Think!

“Don’t think!” my mom used to tell me. She intended this curious command as advice to help me fall asleep. Love you, Mom, but … that was never gonna work.

Looking back, I see that the best way to manage my young and restless life would have simply been to let me to read a good book. I could never fall asleep at the early bedtime she prescribed for me. So each night I’d lie there for a couple of hours—an eternity to an 8-year-old boy.

Mom’s well-meaning advice was impossible. How do you stop thinking?

I heard another futile command as a child, this one from preachers: “Never do meditation!” Okay, I thought. After all, you’re the preacher.

But taken at face value, “Don’t meditate” is as foolish as being told not to think.

What these preachers were actually warning us against was the practice of emptying your mind, which is the opposite of biblical meditation. However, they didn’t bother to make this critical distinction from the pulpit. Meditation was bad! Being told what to think by people such as themselves was good. Sit there quietly. Listen to me. Believe what I say uncritically.

That is not a wise approach to anything. Meditation is commanded in the Bible, as is the wisdom of questioning what you’re told to believe. It’s a vital part of spiritual discipline and growth. And for a guy like me—a mercurial, walking definition of Attention Deficit Disorder—meditation plays an especially crucial role. It’s a way to focus and to learn how to direct my will.

Thinking wildly and haphazardly comes easily to me. Focus and intentionality are difficult. The practice of meditation has come in fits and starts. How am I supposed to weave this into the fabric of my life?

This will look different for every person, but for me it has three critical aspects: prayer, reading, and journaling. Prayer especially can be a struggle for me. The other two come much more naturally.

Okay, so what does that all look like? First, I have to build a routine into my life. From this framework I can do the things I need to do. The framework has to become part of my life, as opposed to a to-do list. It’s not a check-the-box kind of thing. Meditation needs to become a part of who I am as a person.

Each morning, once I’m fully awake, I read an online devotional. Right now, it’s Oswald Chambers’ My Utmost for His Highest utmost.org. (Warning, Chambers can be hard to understand. But for me, that fuels my meditation.) One nice feature of the online version of My Utmost for His Highest is a link to read through the Bible in one year. I click on the link, and it takes me to my favorite version of Scripture. As I read (typically three chapters), I make quick notes on my laptop. Almost invariably (unless my mind is far, far away), questions will come to mind. I write these down. Sometimes the reading prompts me to check out something in another part of the Bible. I’ll make a note of what I learn. Sometimes I see things I never noticed before. Other times, I’m left with questions that I can’t possibly answer. Such questions bother me far less than they used to. As I’ve grown spiritually over the years, I’ve learned that I can trust God with the things I can’t ever learn. He’s got that.

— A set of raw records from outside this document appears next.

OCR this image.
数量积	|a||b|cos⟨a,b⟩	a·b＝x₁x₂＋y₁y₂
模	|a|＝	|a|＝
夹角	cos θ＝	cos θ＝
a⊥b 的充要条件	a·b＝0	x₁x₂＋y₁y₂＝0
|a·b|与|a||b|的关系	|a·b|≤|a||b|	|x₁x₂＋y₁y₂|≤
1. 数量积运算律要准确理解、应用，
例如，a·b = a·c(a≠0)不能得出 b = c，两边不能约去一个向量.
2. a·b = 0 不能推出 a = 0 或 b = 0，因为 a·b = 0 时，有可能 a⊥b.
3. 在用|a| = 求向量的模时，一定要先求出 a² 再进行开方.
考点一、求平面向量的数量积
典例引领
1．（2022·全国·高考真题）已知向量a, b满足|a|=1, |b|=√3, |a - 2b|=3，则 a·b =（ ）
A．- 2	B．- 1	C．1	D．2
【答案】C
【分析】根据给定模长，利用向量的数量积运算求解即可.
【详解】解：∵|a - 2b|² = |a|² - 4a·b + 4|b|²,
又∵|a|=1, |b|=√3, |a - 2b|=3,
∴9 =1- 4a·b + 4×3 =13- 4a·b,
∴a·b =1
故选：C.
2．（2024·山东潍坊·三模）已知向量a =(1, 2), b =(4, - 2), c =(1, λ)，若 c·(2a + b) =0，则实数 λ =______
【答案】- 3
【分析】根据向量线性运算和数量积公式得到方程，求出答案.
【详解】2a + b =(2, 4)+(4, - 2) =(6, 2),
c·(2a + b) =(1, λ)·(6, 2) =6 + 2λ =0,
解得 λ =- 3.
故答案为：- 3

As I read, I need to let the text of Scripture say what it says. I can’t try to explain things away; I can’t dismiss things. I need to think on them. I can’t be reading His words with my agenda in the foreground; that always proves counterproductive. Why does God want us to know the information on these pages? What is going on here? God will comfort me in my doubt and bewilderment, but first He will take me way, way out of my comfort zone. That’s part of growing.

Prayer is a vital part of this framework, and it’s the part I struggle with the most. So I’ve learned to simply ask God to fill me with His Spirit today. I admit to Him where I’m struggling in life. That’s just simple honesty. He already knows anyway. Why not talk to Him about it? Then I try to linger in that moment. For me, I might need to go for a walk to do this meditative prayer, listening for God. Sometimes I meditate while running. It’s a chance for me to be quiet while remaining active.

If you’ve read this far, you might want to know what this may actually look like for me. If so, here’s an example of something in Scripture that really got me to meditate. I was reading in Revelation where John the disciple is talking about his vision of heaven. John is emotional to the point of weeping uncontrollably, but someone—an elder—consoles him by pointing Him to Christ. “Look,” says the elder, “the Lion of the tribe of Judah, the heir to David’s throne, has triumphed” (Revelation 5:5). What John sees next is so counterintuitive it’s difficult to comprehend.

“Then I saw a Lamb that looked as if it had been slaughtered,” writes John (v. 6). That Lamb, of course, is also the Lion of Judah just referred to.

Here’s what I don’t understand. Are these just metaphors to help us understand various aspects of Christ? I can understand the lion imagery speaking of His fearsome power while the lamb imagery shows us His perfect sacrifice for our sins. But . . . this is a vision of heaven. When we look at Jesus the Messiah, will we always see His wounds from the crucifixion? Is that a part of what this is telling us?

That’s something I could meditate on for the rest of my life and never fully understand.

I could talk a lot more about this—particularly my struggles with prayer—but that’s a topic for another blog. Today, I need to stay focused.